13/52 Tortano with Mozzarella, Sun-Dried Tomatoes and Olives

This week, it's time for some savory baking again. Italian. And cheesy.

With the weather being so nice (= sunny and warm), BBQ and picnic season seems to have started. Freshly baked bread is always a great addition to barbecued meat or veggies.

Even better, especially for picnics or just light outdoor meals in general, is freshly baked filled bread. And that's exactly what a Tortano is. An Italian bread, shaped as a wreath, filled with everything you can think of:
Ham. Mozzarella. Sun-dried tomatoes. Hard-boiled eggs. Feta. Olives.
Salami. Grilled veggies. Goat's cheese. Nuts. You name it.
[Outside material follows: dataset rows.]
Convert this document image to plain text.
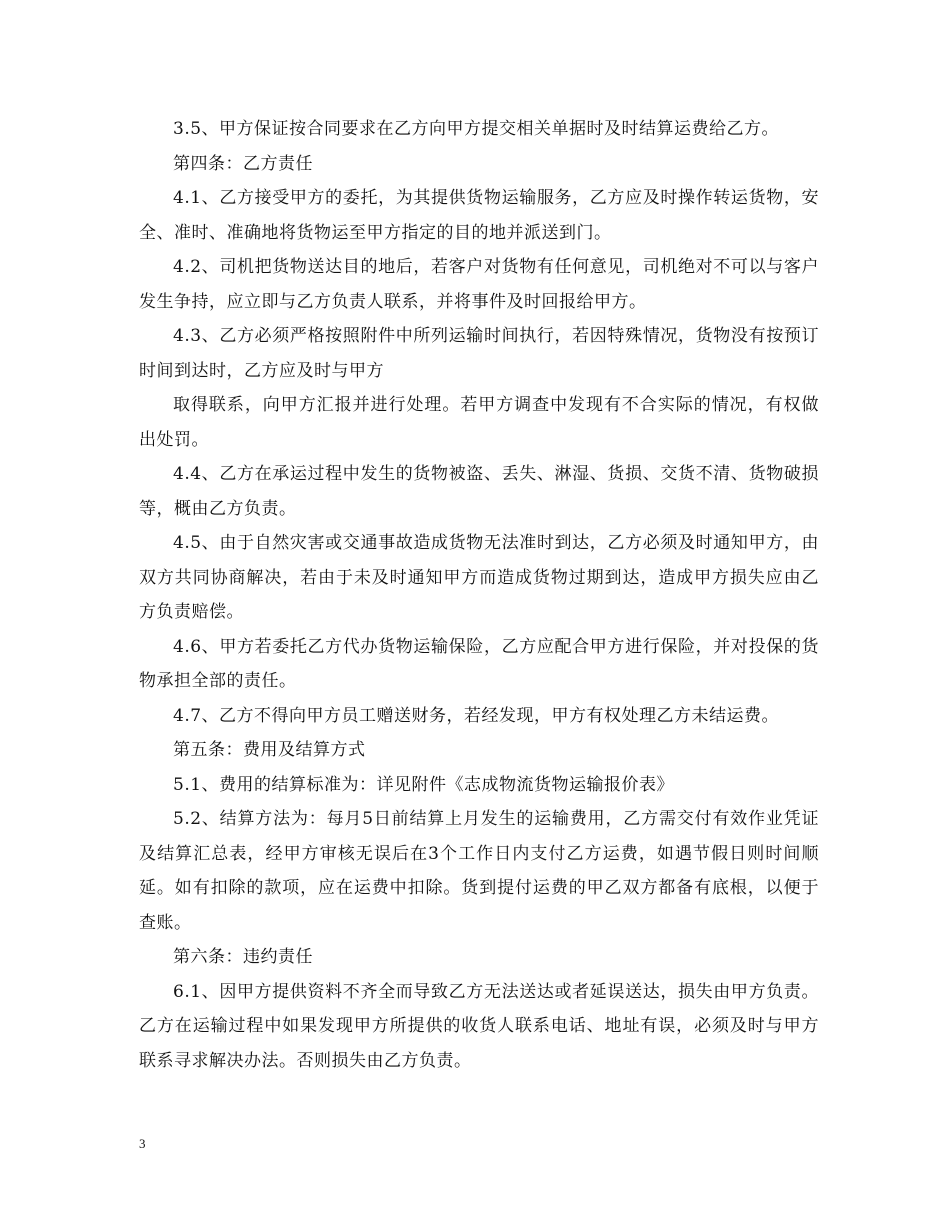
3.5、甲方保证按合同要求在乙方向甲方提交相关单据时及时结算运费给乙方。

第四条：乙方责任

4.1、乙方接受甲方的委托，为其提供货物运输服务，乙方应及时操作转运货物，安全、准时、准确地将货物运至甲方指定的目的地并派送到门。

4.2、司机把货物送达目的地后，若客户对货物有任何意见，司机绝对不可以与客户发生争持，应立即与乙方负责人联系，并将事件及时回报给甲方。

4.3、乙方必须严格按照附件中所列运输时间执行，若因特殊情况，货物没有按预订时间到达时，乙方应及时与甲方

取得联系，向甲方汇报并进行处理。若甲方调查中发现有不合实际的情况，有权做出处罚。

4.4、乙方在承运过程中发生的货物被盗、丢失、淋湿、货损、交货不清、货物破损等，概由乙方负责。

4.5、由于自然灾害或交通事故造成货物无法准时到达，乙方必须及时通知甲方，由双方共同协商解决，若由于未及时通知甲方而造成货物过期到达，造成甲方损失应由乙方负责赔偿。

4.6、甲方若委托乙方代办货物运输保险，乙方应配合甲方进行保险，并对投保的货物承担全部的责任。

4.7、乙方不得向甲方员工赠送财务，若经发现，甲方有权处理乙方未结运费。

第五条：费用及结算方式

5.1、费用的结算标准为：详见附件《志成物流货物运输报价表》

5.2、结算方法为：每月5日前结算上月发生的运输费用，乙方需交付有效作业凭证及结算汇总表，经甲方审核无误后在3个工作日内支付乙方运费，如遇节假日则时间顺延。如有扣除的款项，应在运费中扣除。货到提付运费的甲乙双方都备有底根，以便于查账。

第六条：违约责任

6.1、因甲方提供资料不齐全而导致乙方无法送达或者延误送达，损失由甲方负责。乙方在运输过程中如果发现甲方所提供的收货人联系电话、地址有误，必须及时与甲方联系寻求解决办法。否则损失由乙方负责。

3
Oh, and with Easter coming up, you've got yourself the perfect Easter brunch bread that will make everybody happy. 

Up until now, I have always used one of Jamie Oliver's recipes for the Tortano (from this book), filled with Parma ham (or without for vegetarians), hard-boiled eggs, cheese, and sun-dried tomatoes. It was always a huge hit with everybody who tried it.
Since I said that I would only try new recipes for this blog, I used a recipe from Leila Lindholm today. She presents various different fillings in her book, but I chose the very classical mozzarella and sun-dried tomato filling, just adding green olives.
You just can't go wrong with a filling like this, can you?

Tortano with Mozzarella, Sun-Dried Tomatoes and Olives
Adapted from Leila Lindholm's book One More Slice

For the bread:
15 g (0.5 oz) fresh yeast
300 ml (1 1/3 cup) water, lukewarm
2 tablespoons tomato oil (in which the sun-dried tomatoes are preserved)
1 tablespoon honey
1 1/2 tablespoon sea salt
500 g (4 cups) flour

For the filling:
6 sun-dried tomatoes (those preserved in oil), cut into stripes
8 green olives, pitted and cut into slices
2 balls (250 g / 8.8 oz) mozzarella, cut into slices
1 teaspoon dried oregano

  • Crumble the yeast into a bowl. Add water, oil, honey and salt and dissolve yeast.
  • Add flour and using your hands, work into an elastic dough.
  • Cover bowl with a kitchen towel and allow to rise until doubled in size (about 40 minutes).
  • On a surface covered with flour, carefully push and pull dough to a rectangle that's about 1 cm (0.4 in) thick.
  • Put filling on the dough. Brush edges with a bit of water and fold up lengthwise, then form a wreath and close.
  • Preheat oven to 250°C (480°F).
  • Transfer wreath to baking sheet covered with parchment paper. If not already covered in flour, put a bit of flour on top. Cover again with towel and let raise for another 30 minutes while oven heats up.
  • Reduce oven temperature to 200°C (390°F) and bake on middle rack for 35 minutes. 
  • Let cool on a wire rack.
Modifications for different fillings:
Just use olive oil instead of the tomato oil and replace the filling by any other filling or combination you desire.

The taste:
It tastes like a summer vacation in Italy. Right there in your mouth.
No, but seriously, the bread is really fluffy and the tomatoes and olives give a great amount of salty but fresh flavor. Just perfect!

What do you bake for picnics? Do you bake your own bread?